The door of the church is a place where strangers should be met and received.

My role in Honduras is to encourage local churches to open their doors, and minister to the strangers around them. In previous updates, I’ve shared stories of ministries initiated by churches to open their doors and to reach out—to youth in the community and through Christian education. God has blessed these ministries, and this blessing has flowed out through the church doors to the “strangers” within the community.

But these ministries are threatened by the loss of people committed to serving the stranger. In desperate economic need or under threat of death, these servants are now becoming themselves “strangers at the door.”

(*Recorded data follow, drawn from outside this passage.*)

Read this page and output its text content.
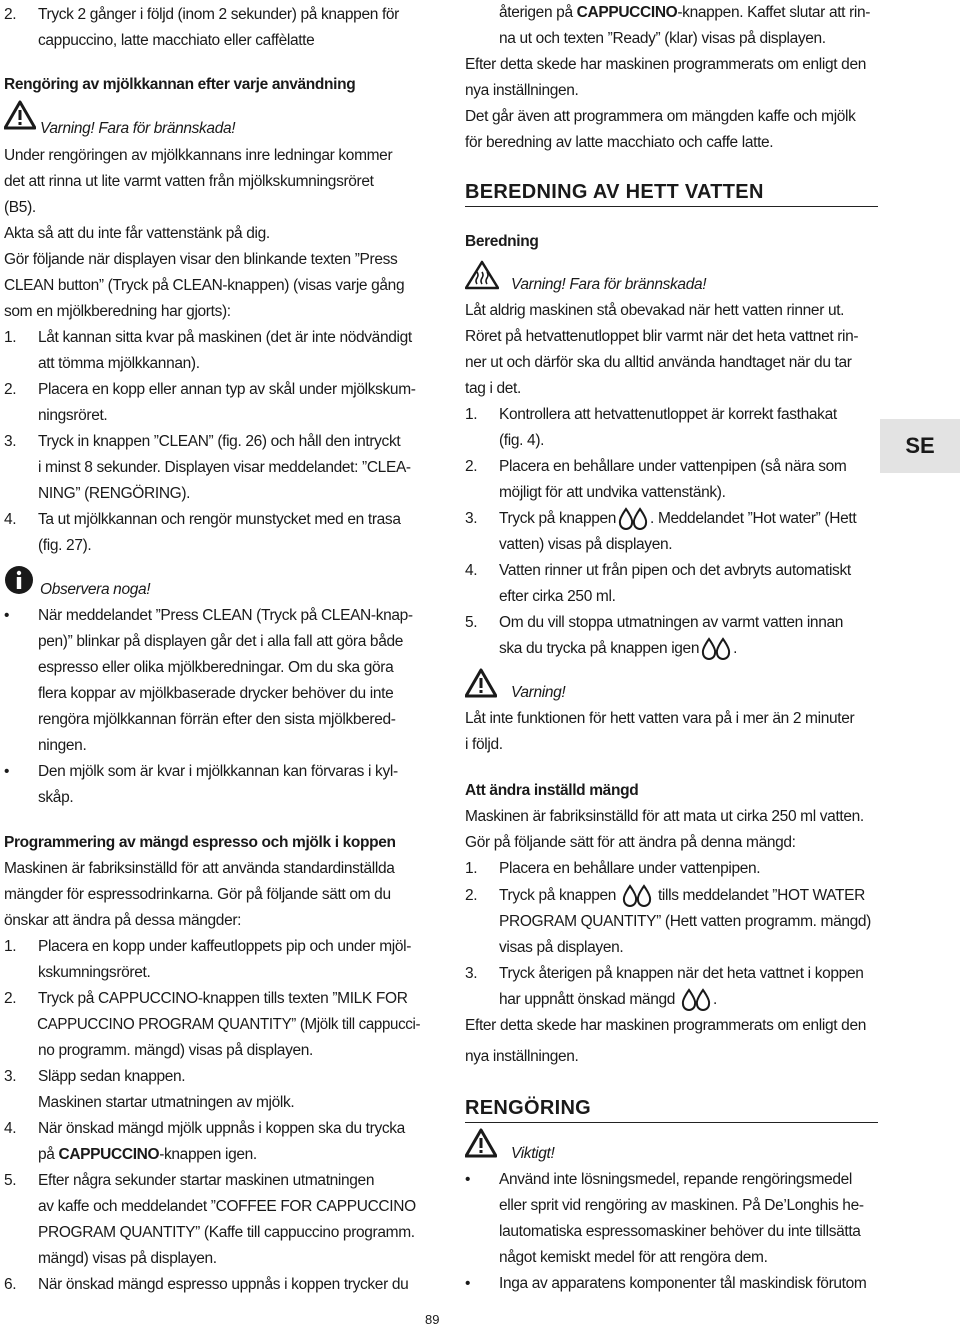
2. Tryck 2 gånger i följd (inom 2 sekunder) på knappen för
cappuccino, latte macchiato eller caffèlatte
Rengöring av mjölkkannan efter varje användning
Varning! Fara för brännskada!
Under rengöringen av mjölkkannans inre ledningar kommer
det att rinna ut lite varmt vatten från mjölkskumningsröret
(B5).
Akta så att du inte får vattenstänk på dig.
Gör följande när displayen visar den blinkande texten ”Press
CLEAN button” (Tryck på CLEAN-knappen) (visas varje gång
som en mjölkberedning har gjorts):
1. Låt kannan sitta kvar på maskinen (det är inte nödvändigt
att tömma mjölkkannan).
2. Placera en kopp eller annan typ av skål under mjölkskum-
ningsröret.
3. Tryck in knappen ”CLEAN” (fig. 26) och håll den intryckt
i minst 8 sekunder. Displayen visar meddelandet: ”CLEA-
NING” (RENGÖRING).
4. Ta ut mjölkkannan och rengör munstycket med en trasa
(fig. 27).
Observera noga!
• När meddelandet ”Press CLEAN (Tryck på CLEAN-knap-
pen)” blinkar på displayen går det i alla fall att göra både
espresso eller olika mjölkberedningar. Om du ska göra
flera koppar av mjölkbaserade drycker behöver du inte
rengöra mjölkkannan förrän efter den sista mjölkbered-
ningen.
• Den mjölk som är kvar i mjölkkannan kan förvaras i kyl-
skåp.
Programmering av mängd espresso och mjölk i koppen
Maskinen är fabriksinställd för att använda standardinställda
mängder för espressodrinkarna. Gör på följande sätt om du
önskar att ändra på dessa mängder:
1. Placera en kopp under kaffeutloppets pip och under mjöl-
kskumningsröret.
2. Tryck på CAPPUCCINO-knappen tills texten ”MILK FOR
CAPPUCCINO PROGRAM QUANTITY” (Mjölk till cappucci-
no programm. mängd) visas på displayen.
3. Släpp sedan knappen.
Maskinen startar utmatningen av mjölk.
4. När önskad mängd mjölk uppnås i koppen ska du trycka
på CAPPUCCINO-knappen igen.
5. Efter några sekunder startar maskinen utmatningen
av kaffe och meddelandet ”COFFEE FOR CAPPUCCINO
PROGRAM QUANTITY” (Kaffe till cappuccino programm.
mängd) visas på displayen.
6. När önskad mängd espresso uppnås i koppen trycker du
återigen på CAPPUCCINO-knappen. Kaffet slutar att rin-
na ut och texten ”Ready” (klar) visas på displayen.
Efter detta skede har maskinen programmerats om enligt den
nya inställningen.
Det går även att programmera om mängden kaffe och mjölk
för beredning av latte macchiato och caffe latte.
BEREDNING AV HETT VATTEN
Beredning
Varning! Fara för brännskada!
Låt aldrig maskinen stå obevakad när hett vatten rinner ut.
Röret på hetvattenutloppet blir varmt när det heta vattnet rin-
ner ut och därför ska du alltid använda handtaget när du tar
tag i det.
1. Kontrollera att hetvattenutloppet är korrekt fasthakat
(fig. 4).
2. Placera en behållare under vattenpipen (så nära som
möjligt för att undvika vattenstänk).
3. Tryck på knappen . Meddelandet ”Hot water” (Hett
vatten) visas på displayen.
4. Vatten rinner ut från pipen och det avbryts automatiskt
efter cirka 250 ml.
5. Om du vill stoppa utmatningen av varmt vatten innan
ska du trycka på knappen igen .
Varning!
Låt inte funktionen för hett vatten vara på i mer än 2 minuter
i följd.
Att ändra inställd mängd
Maskinen är fabriksinställd för att mata ut cirka 250 ml vatten.
Gör på följande sätt för att ändra på denna mängd:
1. Placera en behållare under vattenpipen.
2. Tryck på knappen	tills meddelandet ”HOT WATER
PROGRAM QUANTITY” (Hett vatten programm. mängd)
visas på displayen.
3. Tryck återigen på knappen när det heta vattnet i koppen
har uppnått önskad mängd .
Efter detta skede har maskinen programmerats om enligt den
nya inställningen.
RENGÖRING
Viktigt!
• Använd inte lösningsmedel, repande rengöringsmedel
eller sprit vid rengöring av maskinen. På De’Longhis he-
lautomatiska espressomaskiner behöver du inte tillsätta
något kemiskt medel för att rengöra dem.
• Inga av apparatens komponenter tål maskindisk förutom
SE
89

Throughout my ten-year ministry in Honduras, I have been confronted with the reality that many people here simply disappear, leaving to “knock at the door” of the United States, looking for safety and ways to provide for their families.

One of these people is Mario. Married and the father of five children, Mario was the pastor of a CRC congregation in Honduras. After his brother was brutally murdered, Mario felt that his own life was threatened. So he fled to the US, leaving his family and congregation behind to knock at the door of the United States.

                

Mario is one of many. Pastor Adonis Romero of Mangulile CRC here recently told me that, in the last few months alone, five members of his church had left for the US, joining the millions of undocumented workers there. Three of them were active in the ministry of the church—Rigoberto in Christian education, Luis Miguel in Impact Clubs, and Jorge who served as youth advisor on the consistory—and so leave Mangulile’s ministries depleted and their families without fathers. But economic need and the desire to provide drove them to risk the dangerous journey and become strangers at the door of the US.

Rigoberto, Luis Miguel, and Jorge will join men like Carlos, a husband and father living in the US without documents. Last year, with no formal training, Carlos began a church that ministers to other undocumented workers. He wrote to me in January, asking to become part of the educational program I provide to church leaders here in Honduras. He also asked how he could help financially support Resonate’s ministry here in Honduras.

These men’s stories are for me “ministry curve balls.” I desire to respond to Carlos in a positive manner, and I’m concerned for the wellbeing of the many people who have become strangers at the door. Is there a way for us to open our doors to them?